Laurie: You completely missed my point. If you go back and look, you'll see that I said that Lincoln was a great admirer of Jefferson's political thought but not an admirer of Jefferson the man. So everything you just quoted simply goes to my original point.
As for bringing up slavery on a Lincoln discussion forum... well, since Lincoln wouldn't have been president if it weren't for slavery, I'd say that slavery is relevant in any and every discussion involving Lincoln.
(05-20-2014 08:18 PM)L Verge Wrote: April 6, 1859: Letter to H.L. Pierce
In this letter Lincoln explains his thoughts on Thomas Jefferson and the phrase "all men are created equal."
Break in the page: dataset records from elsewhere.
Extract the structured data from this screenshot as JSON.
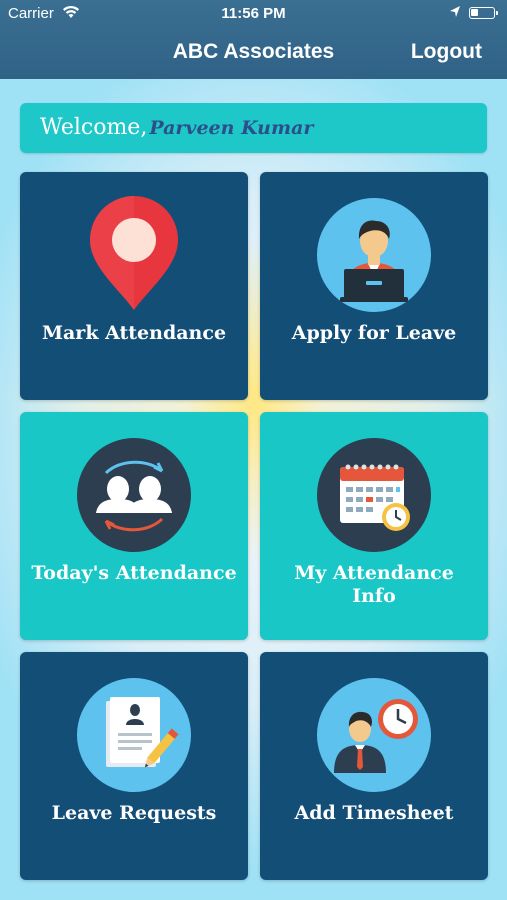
{
  "status_bar": {
    "carrier": "Carrier",
    "time": "11:56 PM",
    "battery_level": 0.35
  },
  "nav": {
    "title": "ABC Associates",
    "logout": "Logout"
  },
  "welcome": {
    "greeting": "Welcome,",
    "user_name": "Parveen Kumar"
  },
  "tiles": [
    {
      "label": "Mark Attendance",
      "icon": "location-pin-icon"
    },
    {
      "label": "Apply for Leave",
      "icon": "person-laptop-icon"
    },
    {
      "label": "Today's Attendance",
      "icon": "users-sync-icon"
    },
    {
      "label": "My Attendance",
      "label_line2": "Info",
      "icon": "calendar-clock-icon"
    },
    {
      "label": "Leave Requests",
      "icon": "document-pencil-icon"
    },
    {
      "label": "Add Timesheet",
      "icon": "person-clock-icon"
    }
  ],
  "colors": {
    "nav_bar": "#2f6286",
    "dark_tile": "#134e76",
    "teal_tile": "#18c7c6",
    "icon_circle_light": "#5ec2ef",
    "icon_circle_dark": "#2c3e50",
    "pin_red": "#e8363f"
  }
}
All honor to Jefferson - to the man who, in the concrete pressure of a struggle for national independence by a single people, had the coolness, forecast, and capacity to introduce into a merely revolutionary document, an abstract truth, applicable to all men and all times, and so embalm it there, that to-day, and in all coming days, it shall be a rebuke and a stumbling-block to the very harbingers of re-appearing tyranny and oppression. Courtesy of NPS
From George Will, current political analyst:
How do you reconcile a man who could write the sentence [all men are created equal], with a man who owned more than 200 slaves and never saw fit in his lifetime to manumit them?
Jefferson was a man of his time and his place. And in 18th-century Virginia, property in human beings was the fabric of society. Still, Lincoln, the man who was to end that institution, said, “All honor to Jefferson,” because Jefferson had taken what was a merely national struggle, the American struggle for independence, and cast it in rhetoric that made it a human struggle. And by doing so, he sowed the seeds of the end of the peculiar institution of slavery.
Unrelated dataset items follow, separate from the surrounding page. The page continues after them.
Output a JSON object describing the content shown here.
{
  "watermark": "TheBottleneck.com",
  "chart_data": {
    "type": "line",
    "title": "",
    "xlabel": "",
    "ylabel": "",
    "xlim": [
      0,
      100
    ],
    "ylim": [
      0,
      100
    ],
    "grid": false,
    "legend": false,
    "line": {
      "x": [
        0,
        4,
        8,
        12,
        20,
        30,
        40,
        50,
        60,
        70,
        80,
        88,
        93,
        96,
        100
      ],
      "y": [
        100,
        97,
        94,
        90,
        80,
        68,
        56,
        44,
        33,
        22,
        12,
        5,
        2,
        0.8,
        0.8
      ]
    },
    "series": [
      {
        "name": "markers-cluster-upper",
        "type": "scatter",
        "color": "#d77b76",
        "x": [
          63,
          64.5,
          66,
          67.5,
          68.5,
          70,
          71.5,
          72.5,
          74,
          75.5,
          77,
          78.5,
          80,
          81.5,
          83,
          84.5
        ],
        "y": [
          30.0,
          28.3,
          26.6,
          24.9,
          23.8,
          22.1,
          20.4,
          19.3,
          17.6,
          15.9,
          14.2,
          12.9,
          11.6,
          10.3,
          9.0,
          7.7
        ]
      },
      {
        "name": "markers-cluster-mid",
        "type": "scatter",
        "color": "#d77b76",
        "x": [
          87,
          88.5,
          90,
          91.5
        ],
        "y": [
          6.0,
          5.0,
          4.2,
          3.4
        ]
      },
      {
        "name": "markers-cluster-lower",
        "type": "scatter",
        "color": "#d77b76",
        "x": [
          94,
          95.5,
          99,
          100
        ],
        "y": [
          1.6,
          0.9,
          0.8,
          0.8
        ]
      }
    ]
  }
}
“I think Jefferson was torn and the nation has been torn and will for the foreseeable future be torn by this legacy.”
Do you think that there is an American fault line along which this question of race lies and that Jefferson himself embodies that tension?
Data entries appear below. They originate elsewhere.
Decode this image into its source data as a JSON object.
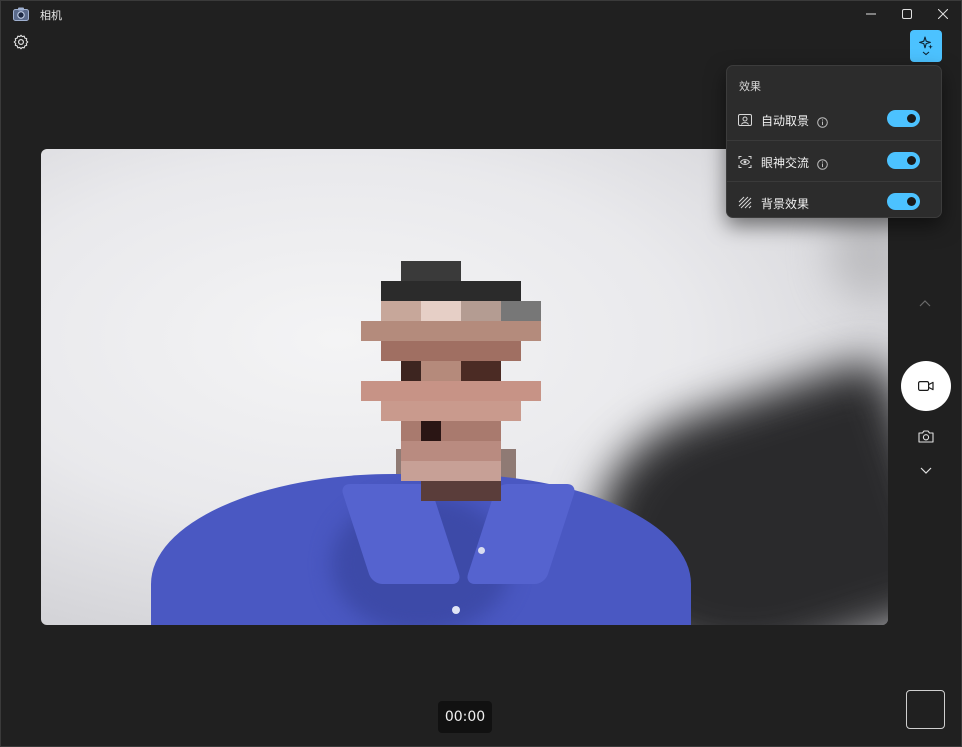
{
  "window": {
    "title": "相机",
    "controls": {
      "minimize": "minimize-icon",
      "maximize": "maximize-icon",
      "close": "close-icon"
    }
  },
  "toolbar": {
    "settings_icon": "gear-icon",
    "effects_icon": "sparkle-icon"
  },
  "effects_panel": {
    "title": "效果",
    "items": [
      {
        "label": "自动取景",
        "icon": "frame-person-icon",
        "info": true,
        "enabled": true
      },
      {
        "label": "眼神交流",
        "icon": "eye-camera-icon",
        "info": true,
        "enabled": true
      },
      {
        "label": "背景效果",
        "icon": "background-blur-icon",
        "info": false,
        "enabled": true
      }
    ]
  },
  "capture_controls": {
    "mode_up": "chevron-up-icon",
    "record": "video-camera-icon",
    "photo": "camera-icon",
    "mode_down": "chevron-down-icon"
  },
  "timer": "00:00",
  "colors": {
    "accent": "#4cc2ff",
    "background": "#202020",
    "panel": "#2c2c2c"
  }
}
I think Jefferson was torn and the nation has been torn and for the foreseeable future will be torn by this legacy. But what, to me, is more remarkable than the fact that Jefferson kept his slaves, is the fact that he was putting down political markers expressing commitments, affirming values, rooting the nation in commitments that were bound to be resolved one day. He didn't know they'd be resolved in four years of fire and bloodshed. But he knew, it seems to me, he had to know that ideas have consequences, and the consequences of Jefferson's ideas had to be the end of slavery.
Historian Richard Hofstader: "In Lincoln's eyes the Declaration of Independence thus becomes once again what it had been to Jefferson — not merely a formal theory of rights, but an instrument of democracy. It was to Jefferson that Lincoln looked as the source of his political inspiration, Jefferson whom he described as 'the most distinguished politician of our history. "The principles of Jefferson are the definitions and axioms of free society,' he declared in 1859." Hofstadter added: "The Declaration of Independence was not only the primary of Lincoln's creed; it provided his most formidable political ammunition. And yet in the end it was the Declaration that he could not make a consistent part of his living work."
I hope you get my point that Abraham Lincoln was able to judge Mr. Jefferson on his everlasting contributions to America and the world -- not on Jefferson's ability (or lack thereof) to cure the problems of slavery in his day. Even Lincoln had to steer the country through four years of war in order to achieve progress in that field.